De uma forma importante, é porque a Branca de Neve era do domínio público que foi escolhida para ser a primeira animação da Disney. Como recontado na biografia de Neal Gabler, Walt Disney: The Triumph of the American Imagination:
Walt disse que se lembrava de ter visto uma peça da Branca de Neve quando era rapaz, embora se lembrasse provavelmente de uma versão cinematográfica da peça estrelada por Marguerite Clark que foi exibida a 27 e 28 de Janeiro de 1917 na cavernosa Câmara de Convenções da Cidade de Kansas quando tinha quinze anos.

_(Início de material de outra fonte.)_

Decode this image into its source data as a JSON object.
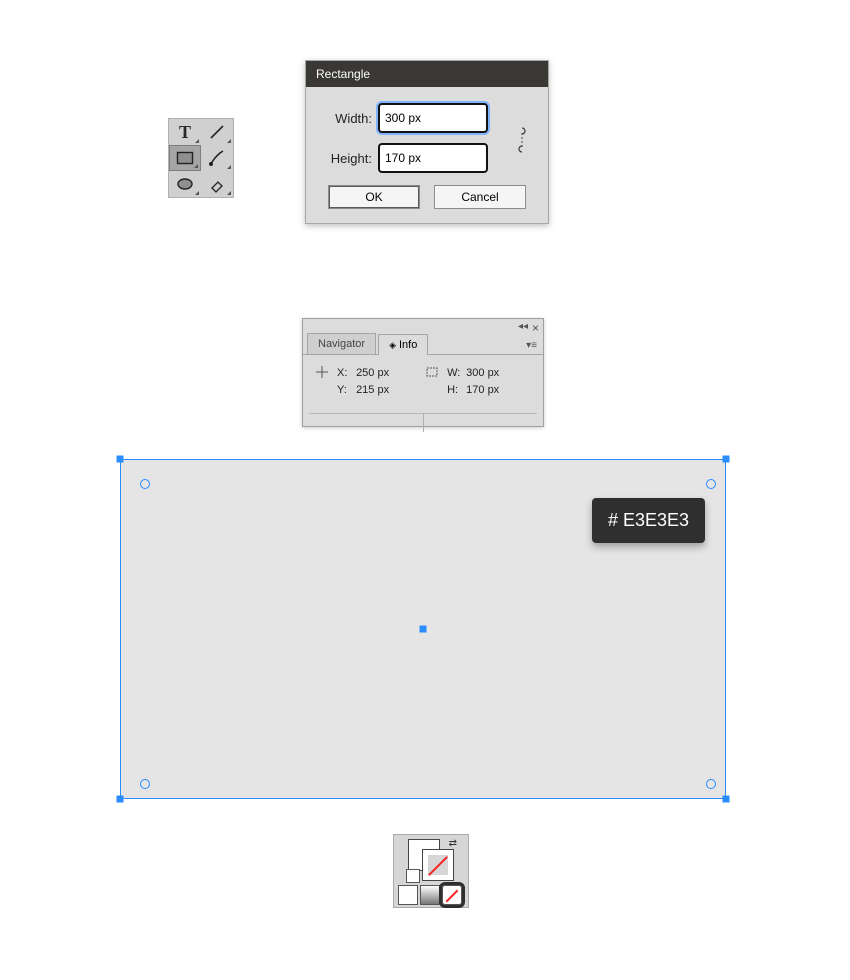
{
  "tools": [
    "type-tool",
    "line-segment-tool",
    "rectangle-tool",
    "paintbrush-tool",
    "ellipse-tool",
    "eraser-tool"
  ],
  "dialog": {
    "title": "Rectangle",
    "width_label": "Width:",
    "height_label": "Height:",
    "width_value": "300 px",
    "height_value": "170 px",
    "ok_label": "OK",
    "cancel_label": "Cancel"
  },
  "panel": {
    "tab_navigator": "Navigator",
    "tab_info": "Info",
    "x_label": "X:",
    "y_label": "Y:",
    "x_value": "250 px",
    "y_value": "215 px",
    "w_label": "W:",
    "h_label": "H:",
    "w_value": "300 px",
    "h_value": "170 px"
  },
  "canvas": {
    "fill_hex": "# E3E3E3"
  }
}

Assim, na curta duração de quinze anos da Disney, já havia duas versões da Branca de Neve publicadas como teatro e filme, para além do conto de fadas original dos Irmãos Grimm. Porque o trabalho era do domínio público, oferecia mais oportunidades para que a história fosse contada. Como a Disney disse a um antigo associado de negócios, “sei que desempenhou um grande papel na selecção da Branca de Neve para a minha primeira produção de longa-metragem”

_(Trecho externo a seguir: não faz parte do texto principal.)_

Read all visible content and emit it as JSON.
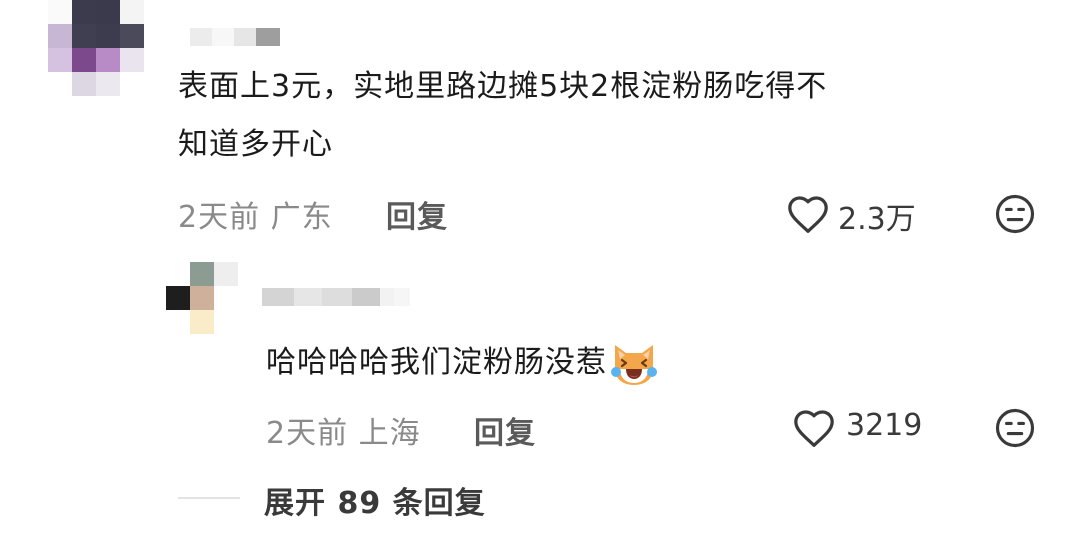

Ironicamente, muito do lobby legislativo da Disney ao longo das últimas décadas tem-se concentrado na prevenção desta mesma oportunidade para outros artistas e cineastas. Como Brewster Kahle, fundador do Arquivo da Internet, disse ao Smithsonian.com: “Trocámos uma geração. O século XX está em grande parte em falta na Internet”. A batalha nos próximos anos será impedir novas extensões à lei dos direitos de autor que beneficiem as corporações à custa dos criadores e da sociedade no seu todo.
Obras adicionais publicadas pela primeira vez em 1923, e portanto cujos direitos de autor deixarão de estar em questão este ano, incluem a peça de Noël Coward “London Calling!”Odalisque with Raised Arms” de Henri Matisse, “Dolphins” de M.C. Escher, “On White II” de Wassily Kandinsky, e o romance de Agatha Christie, The Murder on the Links.
p>Walt Disney Studios Apresenta Agatha Christie, qualquer um?